Humans learn the secret that kelp has enjoyed for millions of years
Whether it’s underwater research buoys or reconnaissance submersibles, a key challenge facing all small autonomous floaters/divers is power. Batteries, after all, only carry so much charge and any kind of moving parts or broadcast hardware can rapidly deplete that charge.
Researchers at the U.S. Naval Research Laboratory (NRL) are looking to borrow a page from Mother Nature's playbook and develop solar cells optimized for underwater devices. Currently such devices have three options -- batteries, on-shore power, or attached solar cells that float on the ocean's surface.
Phillip Jenkins, head, NRL Imagers and Detectors Section, headed the study to make underwater cells that can produce a decent amount of power. He explains the challenges, commenting, "The use of autonomous systems to provide situational awareness and long-term environment monitoring underwater is increasing. Although water absorbs sunlight, the technical challenge is to develop a solar cell that can efficiently convert these underwater photons to electricity."
While underwater light is less intense, it is in a narrower band of spectrum, so underwater cells do have the advantage of only having to capture a narrower color range -- a common source of inefficiency in terrestrial cells.
The NRL team has completed preliminary testing and has shown that gallium indium phosphide (GaInP) cells handily outperform their silicon-based counterparts.
The GaInP photovoltaics are very efficient at harvest light of wavelengths between 400 and 700 nm -- in the realm where most ocean light is concentrated. Further, they are enhanced by a low dark current, which allows them to operate efficiently erven in low light conditions.
At a depth of 9.1 meters, the GaInP cels were nearly three times as efficient. The NRL team estimates that at that depth a one meter panel could produce seven watts of power, demonstrating its feasibility for numerous applications.

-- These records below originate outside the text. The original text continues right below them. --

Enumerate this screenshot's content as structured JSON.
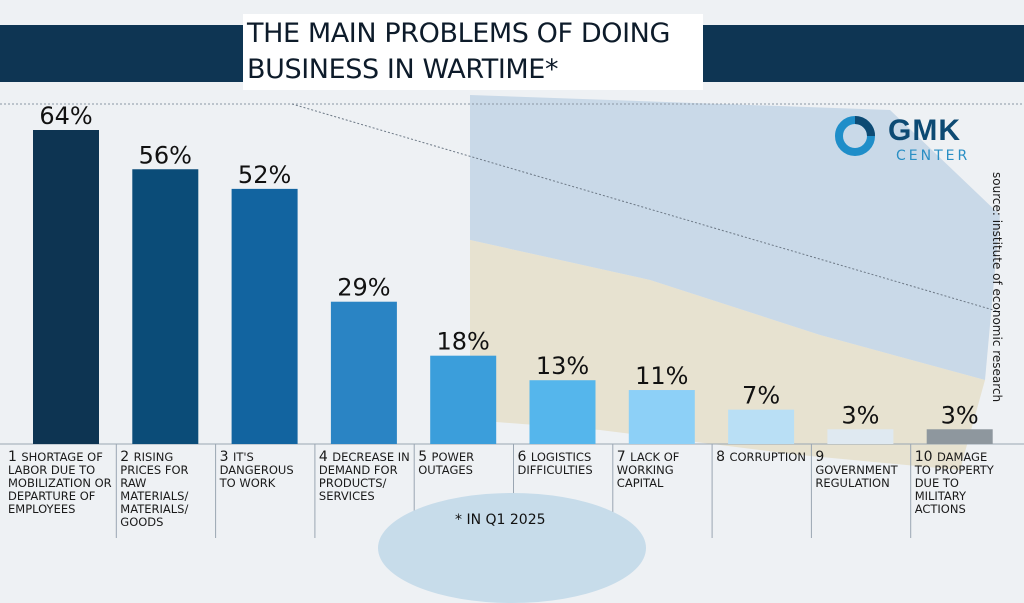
{
  "title": {
    "line1": "THE MAIN PROBLEMS OF DOING",
    "line2": "BUSINESS IN WARTIME*"
  },
  "logo": {
    "name": "GMK",
    "sub": "CENTER",
    "icon": "gmk-ring-logo"
  },
  "source": "source: institute of economic research",
  "footnote": "* IN Q1 2025",
  "colors": {
    "band": "#0e3553",
    "bars": [
      "#0d3452",
      "#0b4c78",
      "#1264a0",
      "#2a84c4",
      "#3b9edb",
      "#55b6ec",
      "#8dd0f7",
      "#b9dff5",
      "#dfe9f1",
      "#8e979e"
    ]
  },
  "chart_data": {
    "type": "bar",
    "title": "THE MAIN PROBLEMS OF DOING BUSINESS IN WARTIME*",
    "categories": [
      {
        "num": "1",
        "text": "SHORTAGE OF LABOR DUE TO MOBILIZATION OR DEPARTURE OF EMPLOYEES"
      },
      {
        "num": "2",
        "text": "RISING PRICES FOR RAW MATERIALS/ MATERIALS/ GOODS"
      },
      {
        "num": "3",
        "text": "IT'S DANGEROUS TO WORK"
      },
      {
        "num": "4",
        "text": "DECREASE IN DEMAND FOR PRODUCTS/ SERVICES"
      },
      {
        "num": "5",
        "text": "POWER OUTAGES"
      },
      {
        "num": "6",
        "text": "LOGISTICS DIFFICULTIES"
      },
      {
        "num": "7",
        "text": "LACK OF WORKING CAPITAL"
      },
      {
        "num": "8",
        "text": "CORRUPTION"
      },
      {
        "num": "9",
        "text": "GOVERNMENT REGULATION"
      },
      {
        "num": "10",
        "text": "DAMAGE TO PROPERTY DUE TO MILITARY ACTIONS"
      }
    ],
    "values": [
      64,
      56,
      52,
      29,
      18,
      13,
      11,
      7,
      3,
      3
    ],
    "value_labels": [
      "64%",
      "56%",
      "52%",
      "29%",
      "18%",
      "13%",
      "11%",
      "7%",
      "3%",
      "3%"
    ],
    "unit": "%",
    "grid": false
  }
}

While the price of the GaInP cells might bre slightly to substantially higher than silicon panels, depending on the film design, for the Navy, efficiency might trump cost.

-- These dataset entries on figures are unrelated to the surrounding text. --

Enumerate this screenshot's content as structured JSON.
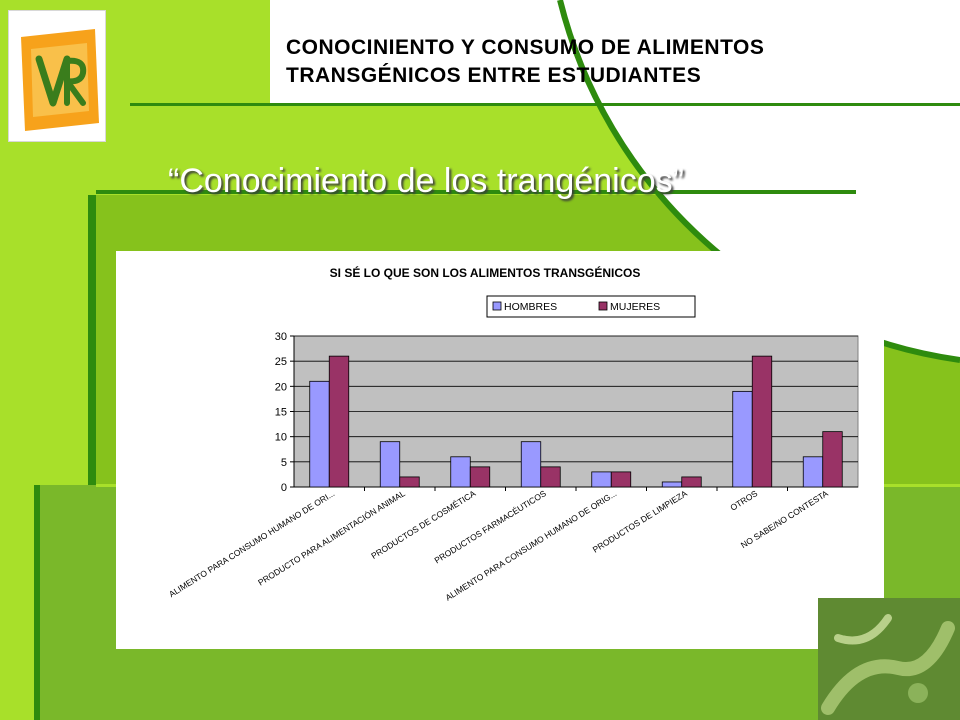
{
  "slide": {
    "header_title_line1": "CONOCINIENTO Y CONSUMO DE ALIMENTOS",
    "header_title_line2": "TRANSGÉNICOS ENTRE ESTUDIANTES",
    "subtitle": "“Conocimiento de los trangénicos”",
    "logo_text": "VR"
  },
  "colors": {
    "background_green": "#86c21c",
    "dark_green": "#2e8b0e",
    "lime": "#a8e02a",
    "hombres": "#9999ff",
    "mujeres": "#993366",
    "plot_area": "#c0c0c0"
  },
  "chart_data": {
    "type": "bar",
    "title": "SI SÉ LO QUE SON LOS ALIMENTOS TRANSGÉNICOS",
    "xlabel": "",
    "ylabel": "",
    "ylim": [
      0,
      30
    ],
    "yticks": [
      0,
      5,
      10,
      15,
      20,
      25,
      30
    ],
    "grid": true,
    "legend_position": "top",
    "categories": [
      "ALIMENTO PARA CONSUMO HUMANO DE ORI...",
      "PRODUCTO PARA ALIMENTACIÓN ANIMAL",
      "PRODUCTOS DE COSMÉTICA",
      "PRODUCTOS FARMACÉUTICOS",
      "ALIMENTO PARA CONSUMO HUMANO DE ORIG...",
      "PRODUCTOS DE LIMPIEZA",
      "OTROS",
      "NO SABE/NO CONTESTA"
    ],
    "series": [
      {
        "name": "HOMBRES",
        "color": "#9999ff",
        "values": [
          21,
          9,
          6,
          9,
          3,
          1,
          19,
          6
        ]
      },
      {
        "name": "MUJERES",
        "color": "#993366",
        "values": [
          26,
          2,
          4,
          4,
          3,
          2,
          26,
          11
        ]
      }
    ]
  }
}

It would be easy to imagine these cells to power small, unmanned submersibles that patrol the waters for long periods without rest, similar to continuously-airborne solar-powered UAV fliers, another current field of military research. Both applications could see drones deployed for months or even years without having to be touched by human hands.
And who knows, maybe some day these cells could be employed to power shallow-sea ocean colonies (popular science fiction fodder).